Cape Town - A guide through each of the teams following the 2018 Soccer World Cup draw held in Russia.
A young and vibrant side packed with flair promises to be eye-catching. Recently, France twice took the lead away to World Cup winner Germany and caused the home defense all sorts of problems with the movement and speed of its devastating counter-attacks.
But France is also prone to lapses in concentration, and this needs to be ironed out if France wishes to win the trophy for the second time.
Les Bleus lost the 2006 World Cup final to Italy in a penalty shootout; lost to Germany in the quarterfinals of the 2014 World Cup, and could not handle the pressure of being the favorite in the Euro 2016 final at home to Portugal.
It's time for France to add silverware to the growing hype.
Key player: Raphael Varane (Real Madrid) — The three-time Champions League-winning center back has the difficult task of marshalling a vulnerable defense.
Coach: Didier Deschamps — Turned France into a highly competitive team but has yet to deliver a trophy. Reaching the World Cup semifinals is the minimum target for the 49-year-old Deschamps, a former midfielder who captained France to victory at the 1998 World Cup and Euro 2000.
Qualified for a fourth consecutive World Cup, but had to take the long route to Russia after failing to secure direct entry in Asia because of a slightly inferior goal difference to Saudi Arabia.
The Australians played 22 games in qualifying, including an Asian playoff against Syria and culminating with a playoff win over Honduras. That made them the next-to-last team to clinch a spot at the 2108 edition.
The nucleus of the young squad that went to Brazil four years ago has remained, helping the country win its first Asian Cup title in 2015 and develop an attacking style it touts as the Australian way.
Ange Postecoglou quit as coach a week after Australia secured its place in Russia, and is yet to be replaced.

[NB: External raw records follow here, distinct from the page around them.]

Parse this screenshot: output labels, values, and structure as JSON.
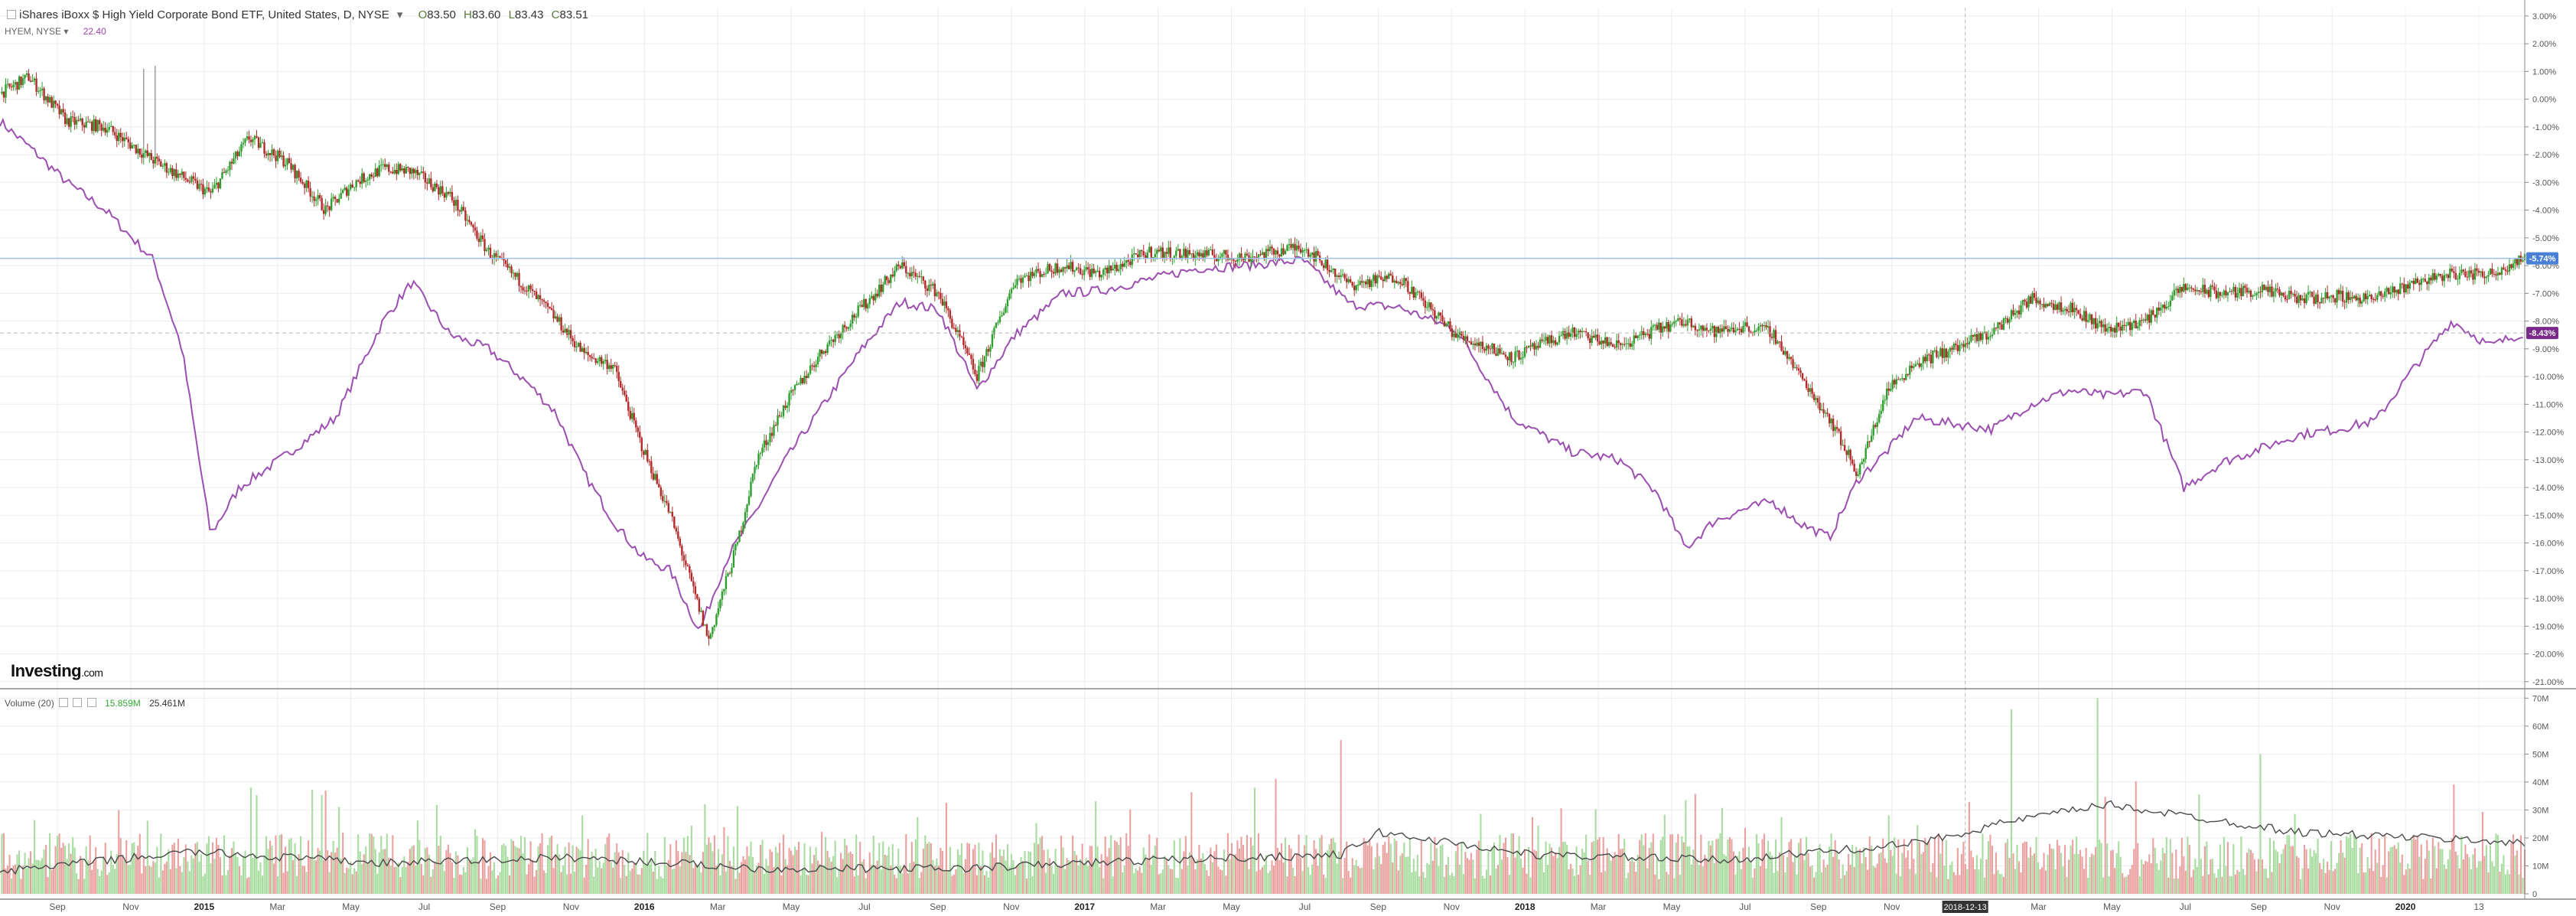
{
  "header": {
    "title": "iShares iBoxx $ High Yield Corporate Bond ETF, United States, D, NYSE",
    "open_label": "O",
    "open": "83.50",
    "high_label": "H",
    "high": "83.60",
    "low_label": "L",
    "low": "83.43",
    "close_label": "C",
    "close": "83.51"
  },
  "compare": {
    "symbol": "HYEM, NYSE",
    "value": "22.40"
  },
  "volume_legend": {
    "label": "Volume (20)",
    "value_a": "15.859M",
    "value_b": "25.461M"
  },
  "logo": {
    "name": "Investing",
    "suffix": ".com"
  },
  "colors": {
    "up": "#2e9e2e",
    "down": "#b22a2a",
    "compare_line": "#9c4fb0",
    "vol_up": "#a8dca0",
    "vol_down": "#eba0a0",
    "badge_blue": "#4a7fd8",
    "badge_purple": "#7a2a8a"
  },
  "chart_data": [
    {
      "type": "line",
      "name": "price-panel",
      "x_tick_labels": [
        "Sep",
        "Nov",
        "2015",
        "Mar",
        "May",
        "Jul",
        "Sep",
        "Nov",
        "2016",
        "Mar",
        "May",
        "Jul",
        "Sep",
        "Nov",
        "2017",
        "Mar",
        "May",
        "Jul",
        "Sep",
        "Nov",
        "2018",
        "Mar",
        "May",
        "Jul",
        "Sep",
        "Nov",
        "2018-12-13",
        "Mar",
        "May",
        "Jul",
        "Sep",
        "Nov",
        "2020",
        "13"
      ],
      "y_tick_labels": [
        "3.00%",
        "2.00%",
        "1.00%",
        "0.00%",
        "-1.00%",
        "-2.00%",
        "-3.00%",
        "-4.00%",
        "-5.00%",
        "-6.00%",
        "-7.00%",
        "-8.00%",
        "-9.00%",
        "-10.00%",
        "-11.00%",
        "-12.00%",
        "-13.00%",
        "-14.00%",
        "-15.00%",
        "-16.00%",
        "-17.00%",
        "-18.00%",
        "-19.00%",
        "-20.00%",
        "-21.00%"
      ],
      "ylim": [
        -21.2,
        3.3
      ],
      "crosshair_date": "2018-12-13",
      "series": [
        {
          "values_time": [
            0,
            15,
            35,
            55,
            80,
            110,
            130,
            150,
            170,
            185,
            200,
            215,
            235,
            255,
            275,
            290,
            305,
            320,
            335,
            350,
            370,
            385,
            395,
            410,
            430,
            450,
            470,
            490,
            510,
            530,
            555,
            575,
            600,
            625,
            650,
            680,
            705,
            730,
            760,
            790,
            820,
            845,
            865,
            880,
            895,
            910,
            925,
            940,
            955,
            970,
            985,
            1000,
            1020,
            1040,
            1060,
            1080,
            1100,
            1120,
            1140,
            1160,
            1180,
            1200,
            1220,
            1240,
            1260,
            1280,
            1300,
            1318
          ],
          "values": [
            0.2,
            0.8,
            -0.8,
            -1.0,
            -2.2,
            -3.4,
            -1.4,
            -2.3,
            -4.0,
            -3.0,
            -2.5,
            -2.6,
            -3.5,
            -5.5,
            -6.8,
            -7.9,
            -9.2,
            -9.6,
            -12.5,
            -15.0,
            -19.5,
            -16.0,
            -13.0,
            -11.0,
            -9.0,
            -7.5,
            -6.0,
            -7.0,
            -10.0,
            -6.5,
            -6.0,
            -6.3,
            -5.5,
            -5.6,
            -5.7,
            -5.3,
            -6.7,
            -6.4,
            -8.5,
            -9.3,
            -8.4,
            -8.9,
            -8.3,
            -8.0,
            -8.4,
            -8.2,
            -8.4,
            -10.0,
            -11.5,
            -13.5,
            -10.5,
            -9.5,
            -9.0,
            -8.4,
            -7.2,
            -7.5,
            -8.3,
            -8.0,
            -6.8,
            -7.0,
            -6.9,
            -7.2,
            -7.1,
            -7.2,
            -6.6,
            -6.3,
            -6.3,
            -5.7
          ]
        },
        {
          "values_time": [
            0,
            15,
            35,
            55,
            80,
            95,
            110,
            125,
            150,
            175,
            200,
            215,
            235,
            255,
            275,
            290,
            305,
            320,
            335,
            350,
            365,
            380,
            395,
            410,
            430,
            450,
            470,
            490,
            510,
            530,
            555,
            575,
            600,
            625,
            650,
            680,
            705,
            730,
            760,
            790,
            820,
            845,
            865,
            880,
            895,
            910,
            925,
            940,
            955,
            970,
            985,
            1000,
            1020,
            1040,
            1060,
            1080,
            1100,
            1120,
            1140,
            1160,
            1180,
            1200,
            1220,
            1240,
            1260,
            1280,
            1300,
            1318
          ],
          "values": [
            -0.8,
            -1.7,
            -3.0,
            -4.0,
            -5.8,
            -9.0,
            -15.7,
            -14.0,
            -12.8,
            -11.5,
            -8.0,
            -6.6,
            -8.5,
            -9.0,
            -10.2,
            -11.3,
            -13.5,
            -15.2,
            -16.5,
            -17.0,
            -19.2,
            -16.5,
            -14.8,
            -13.0,
            -11.0,
            -9.0,
            -7.3,
            -7.6,
            -10.5,
            -8.5,
            -7.0,
            -6.9,
            -6.5,
            -6.1,
            -6.0,
            -5.8,
            -7.4,
            -7.5,
            -8.3,
            -11.5,
            -12.7,
            -13.0,
            -14.2,
            -16.2,
            -15.2,
            -14.8,
            -14.5,
            -15.3,
            -15.8,
            -13.7,
            -12.7,
            -11.5,
            -11.7,
            -11.9,
            -11.0,
            -10.5,
            -10.7,
            -10.5,
            -14.0,
            -13.1,
            -12.6,
            -12.1,
            -11.9,
            -11.6,
            -9.7,
            -8.0,
            -8.9,
            -8.4
          ]
        }
      ],
      "markers": [
        {
          "label": "-5.74%",
          "value": -5.74
        },
        {
          "label": "-8.43%",
          "value": -8.43
        }
      ]
    },
    {
      "type": "bar",
      "name": "volume-panel",
      "y_tick_labels": [
        "70M",
        "60M",
        "50M",
        "40M",
        "30M",
        "20M",
        "10M",
        "0"
      ],
      "ylim": [
        0,
        72
      ],
      "baseline": 15,
      "ma_time": [
        0,
        100,
        200,
        300,
        400,
        500,
        600,
        700,
        720,
        800,
        900,
        1000,
        1050,
        1100,
        1200,
        1300,
        1318
      ],
      "ma_values": [
        8,
        15,
        11,
        13,
        9,
        9,
        12,
        14,
        22,
        14,
        12,
        18,
        26,
        32,
        22,
        19,
        18
      ],
      "spikes": [
        {
          "t": 700,
          "v": 55
        },
        {
          "t": 1050,
          "v": 66
        },
        {
          "t": 1095,
          "v": 70
        },
        {
          "t": 1180,
          "v": 50
        }
      ]
    }
  ]
}
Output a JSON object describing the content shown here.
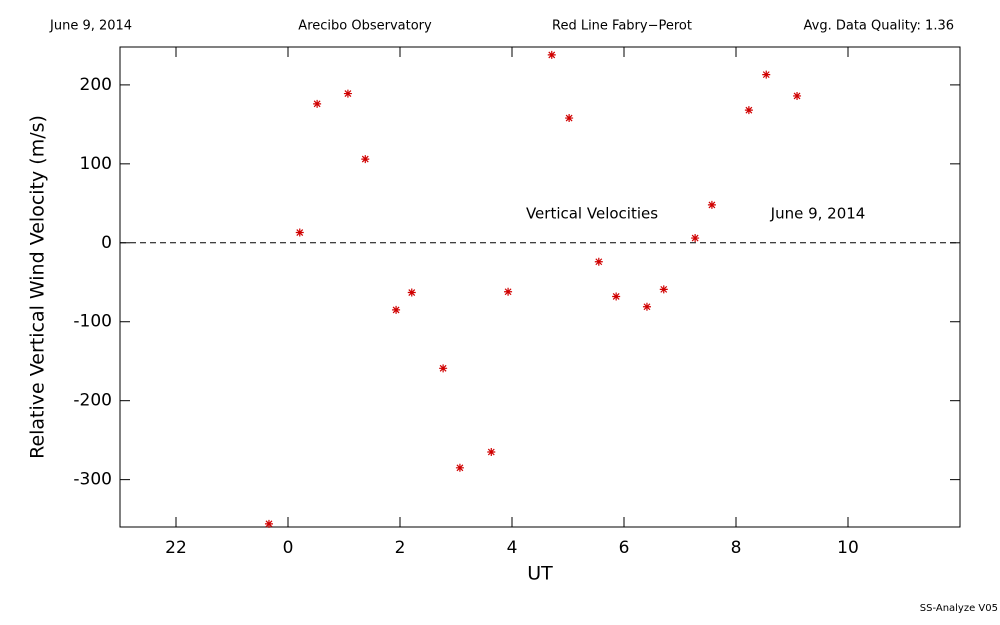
{
  "chart_data": {
    "type": "scatter",
    "header": [
      "June 9, 2014",
      "Arecibo Observatory",
      "Red Line Fabry−Perot",
      "Avg. Data Quality: 1.36"
    ],
    "annotations": [
      "Vertical Velocities",
      "June 9, 2014"
    ],
    "footer": "SS-Analyze V05",
    "xlabel": "UT",
    "ylabel": "Relative Vertical Wind Velocity (m/s)",
    "xlim": [
      -3,
      12
    ],
    "ylim": [
      -360,
      248
    ],
    "xticks": [
      {
        "value": -2,
        "label": "22"
      },
      0,
      2,
      4,
      6,
      8,
      10
    ],
    "yticks": [
      -300,
      -200,
      -100,
      0,
      100,
      200
    ],
    "reference_line": 0,
    "color": "#d00000",
    "x": [
      -0.34,
      0.21,
      0.52,
      1.07,
      1.38,
      1.93,
      2.21,
      2.77,
      3.07,
      3.63,
      3.93,
      4.71,
      5.02,
      5.55,
      5.86,
      6.41,
      6.71,
      7.27,
      7.57,
      8.23,
      8.54,
      9.09
    ],
    "values": [
      -356,
      13,
      176,
      189,
      106,
      -85,
      -63,
      -159,
      -285,
      -265,
      -62,
      238,
      158,
      -24,
      -68,
      -81,
      -59,
      6,
      48,
      168,
      213,
      186
    ]
  }
}
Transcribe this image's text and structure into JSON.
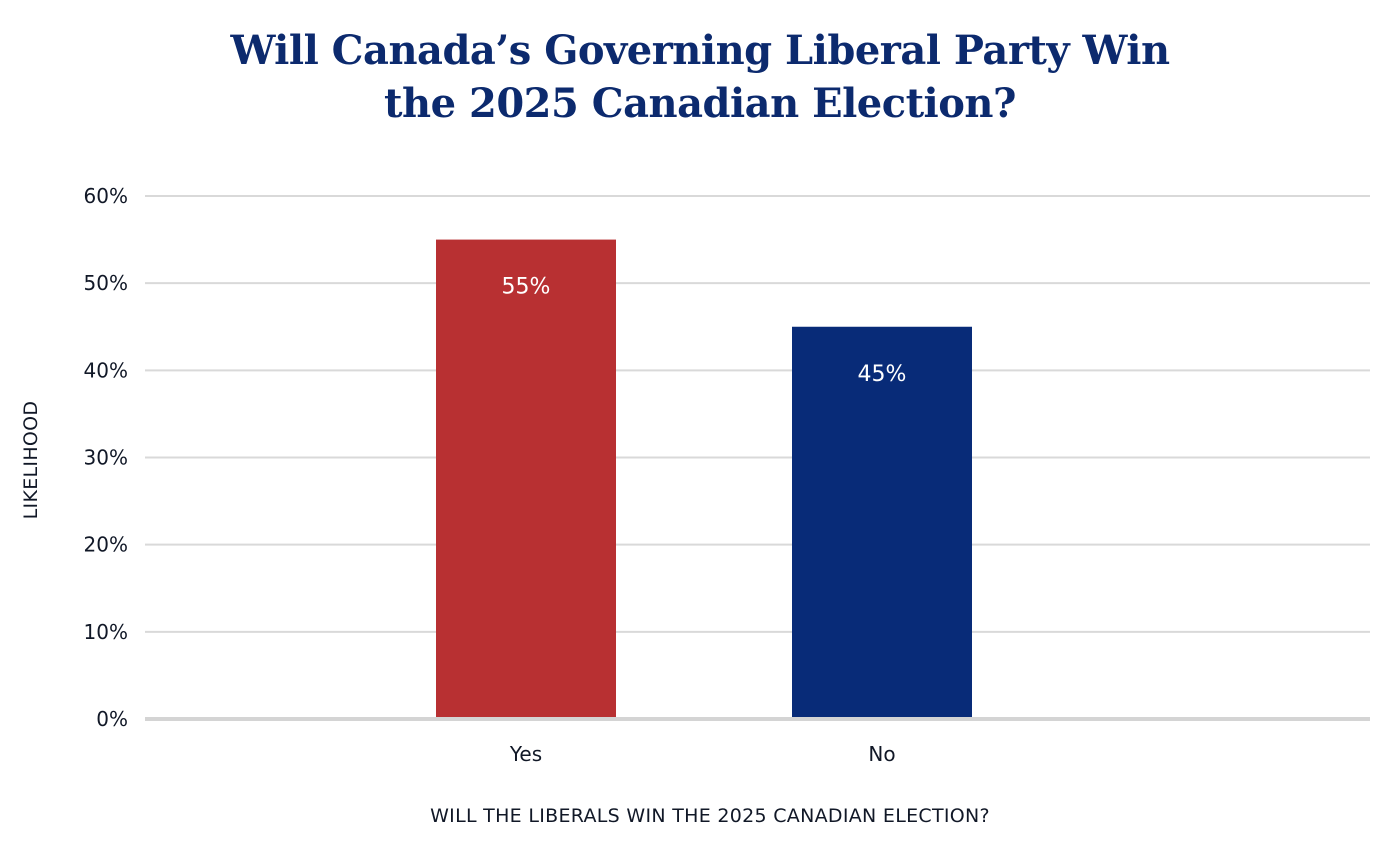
{
  "chart_data": {
    "type": "bar",
    "title_lines": [
      "Will Canada’s Governing Liberal Party Win",
      "the 2025 Canadian Election?"
    ],
    "categories": [
      "Yes",
      "No"
    ],
    "values": [
      55,
      45
    ],
    "data_labels": [
      "55%",
      "45%"
    ],
    "bar_colors": [
      "#b83032",
      "#082b78"
    ],
    "xlabel": "WILL THE LIBERALS WIN THE 2025 CANADIAN ELECTION?",
    "ylabel": "LIKELIHOOD",
    "ylim": [
      0,
      60
    ],
    "y_ticks": [
      0,
      10,
      20,
      30,
      40,
      50,
      60
    ],
    "y_tick_labels": [
      "0%",
      "10%",
      "20%",
      "30%",
      "40%",
      "50%",
      "60%"
    ],
    "grid": true,
    "legend": "none"
  }
}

Key player: Mile Jedinak (Aston Villa) — With much of the attention on 37-year-old Tim Cahill, Jedinak's returned from injury to stabilize the midfield and score a hat-trick against Honduras.
Coach: To be appointed.
Chile, Ecuador and even Paraguay were considered favorites for South America's fifth spot in the World Cup. In the end, it went to a Peruvian side that conceded only seven goals in eight matches in 2017.
Much of the team's base players are now in Mexican clubs; goalkeeper Pedro Gallese, defender Luis Advincula, midfielder Pedro Aquino and strikers Raul Ruidiaz and Andy Polo.
Key player: Paolo Guerrero (Flamengo) — The 33-year-old captain scored six goals in qualifying, but is now a doubt for Russia while appealing against a FIFA doping ban.
Coach: Ricardo Gareca — The 59-year-old Argentine scored in 1985 a goal that eliminated Peru in South American qualifiers. Since 2015 he has led a much better organized and well-paced Peruvian team to first World Cup participation since 1982.
One of the fastest-improving teams in Europe, and a country most will want to avoid coming out of the third-seeded pot.
Denmark hasn't played a major tournament since the 2012 European Championship but is unbeaten in 11 games since back-to-back losses in qualifying against Poland and Montenegro in October 2016.
Two results stand out: A 4-0 win at home to top-seeded Poland in September and the 5-1 victory at Ireland in the playoffs second leg.
In both games, playmaker Christian Eriksen was a standout creating and scoring goals. His form can decide Denmark's fortunes in Russia.
Key player: Eriksen (Tottenham) — Just 18 on his World Cup debut in 2010, Eriksen is in prime form this time round, scoring 11 goals in eight different games during Denmark's unbeaten streak.
Coach: Age Hareide — The 64-year-old Norwegian has spent his entire career in Scandinavia, including a five-year spell leading his home country.